Mas a modelagem contou uma história diferente. Melanie Schwinning e Hella Harten-Buga, arqueólogas e engenheiros da Universidade de Hamburgo, levaram em conta as propriedades físicas das armas da Idade do Osso e do Bronze, juntamente com exemplos de lesões causadas por quedas de cavalos.
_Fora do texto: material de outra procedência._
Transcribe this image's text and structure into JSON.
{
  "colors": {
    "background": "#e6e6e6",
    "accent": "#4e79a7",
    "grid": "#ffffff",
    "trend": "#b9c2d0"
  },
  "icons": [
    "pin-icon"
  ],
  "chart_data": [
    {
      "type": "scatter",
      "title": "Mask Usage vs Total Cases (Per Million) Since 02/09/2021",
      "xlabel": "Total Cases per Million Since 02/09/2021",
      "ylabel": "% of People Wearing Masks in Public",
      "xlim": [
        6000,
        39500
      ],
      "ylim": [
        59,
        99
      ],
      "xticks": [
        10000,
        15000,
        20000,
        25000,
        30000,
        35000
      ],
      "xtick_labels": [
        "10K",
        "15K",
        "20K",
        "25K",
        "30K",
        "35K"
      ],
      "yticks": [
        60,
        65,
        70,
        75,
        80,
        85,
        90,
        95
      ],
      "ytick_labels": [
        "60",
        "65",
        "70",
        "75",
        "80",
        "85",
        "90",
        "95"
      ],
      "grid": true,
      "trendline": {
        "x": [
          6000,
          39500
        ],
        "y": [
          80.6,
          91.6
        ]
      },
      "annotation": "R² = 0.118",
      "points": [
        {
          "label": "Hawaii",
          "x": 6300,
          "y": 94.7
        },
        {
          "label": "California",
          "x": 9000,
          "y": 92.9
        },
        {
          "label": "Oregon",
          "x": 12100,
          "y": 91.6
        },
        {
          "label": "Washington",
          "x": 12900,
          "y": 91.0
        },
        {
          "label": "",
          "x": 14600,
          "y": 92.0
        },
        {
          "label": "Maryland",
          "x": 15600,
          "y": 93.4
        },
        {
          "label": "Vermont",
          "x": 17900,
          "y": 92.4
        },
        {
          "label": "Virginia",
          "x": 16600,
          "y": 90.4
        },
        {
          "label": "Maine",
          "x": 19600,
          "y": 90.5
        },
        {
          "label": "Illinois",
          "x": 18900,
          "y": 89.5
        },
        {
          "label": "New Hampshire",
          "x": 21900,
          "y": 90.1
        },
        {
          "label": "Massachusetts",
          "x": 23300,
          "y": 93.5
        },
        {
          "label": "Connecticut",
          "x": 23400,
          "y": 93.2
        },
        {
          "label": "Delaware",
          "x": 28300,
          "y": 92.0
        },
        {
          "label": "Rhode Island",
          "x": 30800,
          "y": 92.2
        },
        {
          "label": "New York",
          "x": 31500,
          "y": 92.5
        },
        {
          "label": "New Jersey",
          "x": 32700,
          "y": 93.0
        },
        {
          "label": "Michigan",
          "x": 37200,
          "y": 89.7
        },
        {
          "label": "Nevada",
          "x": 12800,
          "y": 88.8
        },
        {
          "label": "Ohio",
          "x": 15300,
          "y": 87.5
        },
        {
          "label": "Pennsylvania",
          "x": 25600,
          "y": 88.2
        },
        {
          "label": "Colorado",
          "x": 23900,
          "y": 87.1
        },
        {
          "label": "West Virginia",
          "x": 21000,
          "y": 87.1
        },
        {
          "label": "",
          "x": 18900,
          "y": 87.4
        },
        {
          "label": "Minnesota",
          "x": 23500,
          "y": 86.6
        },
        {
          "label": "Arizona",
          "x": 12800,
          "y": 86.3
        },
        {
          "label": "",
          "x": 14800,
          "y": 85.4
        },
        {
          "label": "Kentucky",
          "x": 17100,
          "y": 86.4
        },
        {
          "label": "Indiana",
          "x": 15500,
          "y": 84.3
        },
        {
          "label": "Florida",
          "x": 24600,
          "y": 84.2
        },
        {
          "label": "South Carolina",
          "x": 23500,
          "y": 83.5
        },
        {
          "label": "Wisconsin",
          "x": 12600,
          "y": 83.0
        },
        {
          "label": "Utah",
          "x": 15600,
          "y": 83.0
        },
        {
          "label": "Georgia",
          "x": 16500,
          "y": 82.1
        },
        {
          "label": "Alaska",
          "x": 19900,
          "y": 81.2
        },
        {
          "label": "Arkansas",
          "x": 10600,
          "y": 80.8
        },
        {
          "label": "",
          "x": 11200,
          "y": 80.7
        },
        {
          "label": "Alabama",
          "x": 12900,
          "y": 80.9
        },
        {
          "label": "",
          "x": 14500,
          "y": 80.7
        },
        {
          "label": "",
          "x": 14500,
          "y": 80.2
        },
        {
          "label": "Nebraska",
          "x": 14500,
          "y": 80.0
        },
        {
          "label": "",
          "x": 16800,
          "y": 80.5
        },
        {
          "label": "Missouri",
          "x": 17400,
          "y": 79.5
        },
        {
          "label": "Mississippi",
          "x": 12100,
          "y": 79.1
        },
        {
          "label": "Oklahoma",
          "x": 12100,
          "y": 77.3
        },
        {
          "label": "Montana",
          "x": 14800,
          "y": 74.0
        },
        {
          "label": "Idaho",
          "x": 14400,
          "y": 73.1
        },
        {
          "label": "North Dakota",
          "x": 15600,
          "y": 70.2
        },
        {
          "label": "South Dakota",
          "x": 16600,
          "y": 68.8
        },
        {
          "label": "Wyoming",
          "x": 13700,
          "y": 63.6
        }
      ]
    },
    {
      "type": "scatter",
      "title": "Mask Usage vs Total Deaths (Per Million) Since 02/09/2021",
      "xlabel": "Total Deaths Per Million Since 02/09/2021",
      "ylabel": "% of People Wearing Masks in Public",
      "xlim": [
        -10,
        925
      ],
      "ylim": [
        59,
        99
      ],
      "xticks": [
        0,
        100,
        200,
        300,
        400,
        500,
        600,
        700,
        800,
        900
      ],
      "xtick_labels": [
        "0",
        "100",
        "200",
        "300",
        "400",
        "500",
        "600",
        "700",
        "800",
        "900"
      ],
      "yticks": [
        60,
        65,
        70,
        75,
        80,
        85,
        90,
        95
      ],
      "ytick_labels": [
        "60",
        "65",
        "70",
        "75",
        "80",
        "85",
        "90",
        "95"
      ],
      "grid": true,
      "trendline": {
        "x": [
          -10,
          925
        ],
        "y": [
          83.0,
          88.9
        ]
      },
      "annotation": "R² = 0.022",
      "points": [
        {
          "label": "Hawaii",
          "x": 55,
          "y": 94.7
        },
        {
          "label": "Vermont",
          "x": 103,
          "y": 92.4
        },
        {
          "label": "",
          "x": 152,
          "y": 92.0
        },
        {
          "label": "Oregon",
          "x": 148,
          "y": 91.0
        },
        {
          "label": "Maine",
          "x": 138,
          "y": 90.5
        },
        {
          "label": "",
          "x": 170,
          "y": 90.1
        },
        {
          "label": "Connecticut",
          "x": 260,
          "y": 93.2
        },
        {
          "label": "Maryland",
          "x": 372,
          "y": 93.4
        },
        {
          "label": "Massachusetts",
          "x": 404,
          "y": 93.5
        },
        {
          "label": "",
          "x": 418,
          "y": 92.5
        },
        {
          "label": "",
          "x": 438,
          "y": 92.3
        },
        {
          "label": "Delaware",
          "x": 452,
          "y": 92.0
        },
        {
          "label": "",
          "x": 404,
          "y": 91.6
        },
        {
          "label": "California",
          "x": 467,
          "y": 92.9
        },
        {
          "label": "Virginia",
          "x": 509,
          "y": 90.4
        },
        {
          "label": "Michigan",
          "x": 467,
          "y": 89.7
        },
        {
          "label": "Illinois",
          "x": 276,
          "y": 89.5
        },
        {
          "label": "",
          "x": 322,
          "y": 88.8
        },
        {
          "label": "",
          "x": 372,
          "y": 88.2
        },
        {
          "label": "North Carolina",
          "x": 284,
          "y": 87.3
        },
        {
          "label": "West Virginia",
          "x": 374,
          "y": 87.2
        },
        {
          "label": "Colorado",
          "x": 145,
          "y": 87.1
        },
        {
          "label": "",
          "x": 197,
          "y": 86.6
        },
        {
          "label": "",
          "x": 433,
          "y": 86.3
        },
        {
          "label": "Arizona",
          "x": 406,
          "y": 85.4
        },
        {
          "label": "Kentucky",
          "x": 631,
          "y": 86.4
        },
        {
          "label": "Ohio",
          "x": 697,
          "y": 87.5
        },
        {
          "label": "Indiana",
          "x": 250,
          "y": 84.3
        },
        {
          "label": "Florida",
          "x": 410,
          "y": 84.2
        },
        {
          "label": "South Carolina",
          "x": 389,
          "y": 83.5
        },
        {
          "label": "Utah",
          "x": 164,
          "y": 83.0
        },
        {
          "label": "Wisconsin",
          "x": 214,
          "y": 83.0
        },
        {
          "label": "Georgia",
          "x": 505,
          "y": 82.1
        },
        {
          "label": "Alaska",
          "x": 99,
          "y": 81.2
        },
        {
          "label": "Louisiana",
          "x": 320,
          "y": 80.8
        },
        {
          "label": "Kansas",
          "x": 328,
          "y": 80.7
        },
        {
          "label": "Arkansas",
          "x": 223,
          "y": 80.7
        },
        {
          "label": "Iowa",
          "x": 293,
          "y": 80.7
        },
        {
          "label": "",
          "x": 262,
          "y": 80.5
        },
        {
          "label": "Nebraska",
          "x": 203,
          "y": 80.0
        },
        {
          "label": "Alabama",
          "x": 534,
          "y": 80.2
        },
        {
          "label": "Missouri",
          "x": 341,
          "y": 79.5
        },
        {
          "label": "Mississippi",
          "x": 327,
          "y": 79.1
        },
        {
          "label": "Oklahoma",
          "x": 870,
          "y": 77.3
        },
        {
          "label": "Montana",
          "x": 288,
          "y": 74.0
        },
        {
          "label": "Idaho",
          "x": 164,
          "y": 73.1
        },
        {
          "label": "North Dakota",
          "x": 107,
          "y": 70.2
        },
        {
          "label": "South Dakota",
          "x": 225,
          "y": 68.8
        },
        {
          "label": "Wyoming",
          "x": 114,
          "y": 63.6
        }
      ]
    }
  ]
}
Uma arqueóloga experimental também mergulhou pontos de pedra e bronze recriados em porcos mortos e registrou os danos.
Schwinning e Harten-Buga dizem que uma ponta de lança de bronze atingindo o osso em um ângulo acentuado para baixo teria sido capaz de cunhar o fêmur, rachando-o ao meio como um tronco. “Quando a modelamos, parece muito mais uma arma de mão do que uma queda de cavalo”, diz Schwinning. “Até podíamos recriar a força que teria sido necessária… não é assim tanto.” Eles estimam que um homem de tamanho médio a conduzir a lança com o seu peso corporal teria sido suficiente.
Porquê os homens reunidos neste local para lutar e morrer é outro mistério que as provas arqueológicas estão a ajudar a desvendar. O Vale Tollense aqui é estreito, apenas 50 metros de largura em alguns pontos. As partes são pantanosas, enquanto outras oferecem terreno firme e sólida base. O local pode ter sido uma espécie de ponto de estrangulamento para viajantes que viajavam através da planície do norte da Europa.
Em 2013, levantamentos geomagnéticos revelaram evidências de uma ponte de 120 metros de comprimento ou de uma estrada que se estende através do vale. Escavada durante duas estações de escavação, a estrutura submersa acabou por ser feita de postes de madeira e pedra. A datação por radiocarbono mostrou que embora grande parte da estrutura tenha sido anterior à batalha por mais de 500 anos, partes dela podem ter sido construídas ou restauradas por volta do tempo da batalha, sugerindo que a ponte pode ter estado em uso contínuo por séculos – um marco conhecido.
“A travessia desempenhou um papel importante no conflito. Talvez um grupo tenha tentado atravessar e o outro os tenha empurrado de volta”, diz Terberger. “O conflito começou lá e transformou-se em luta ao longo do rio.”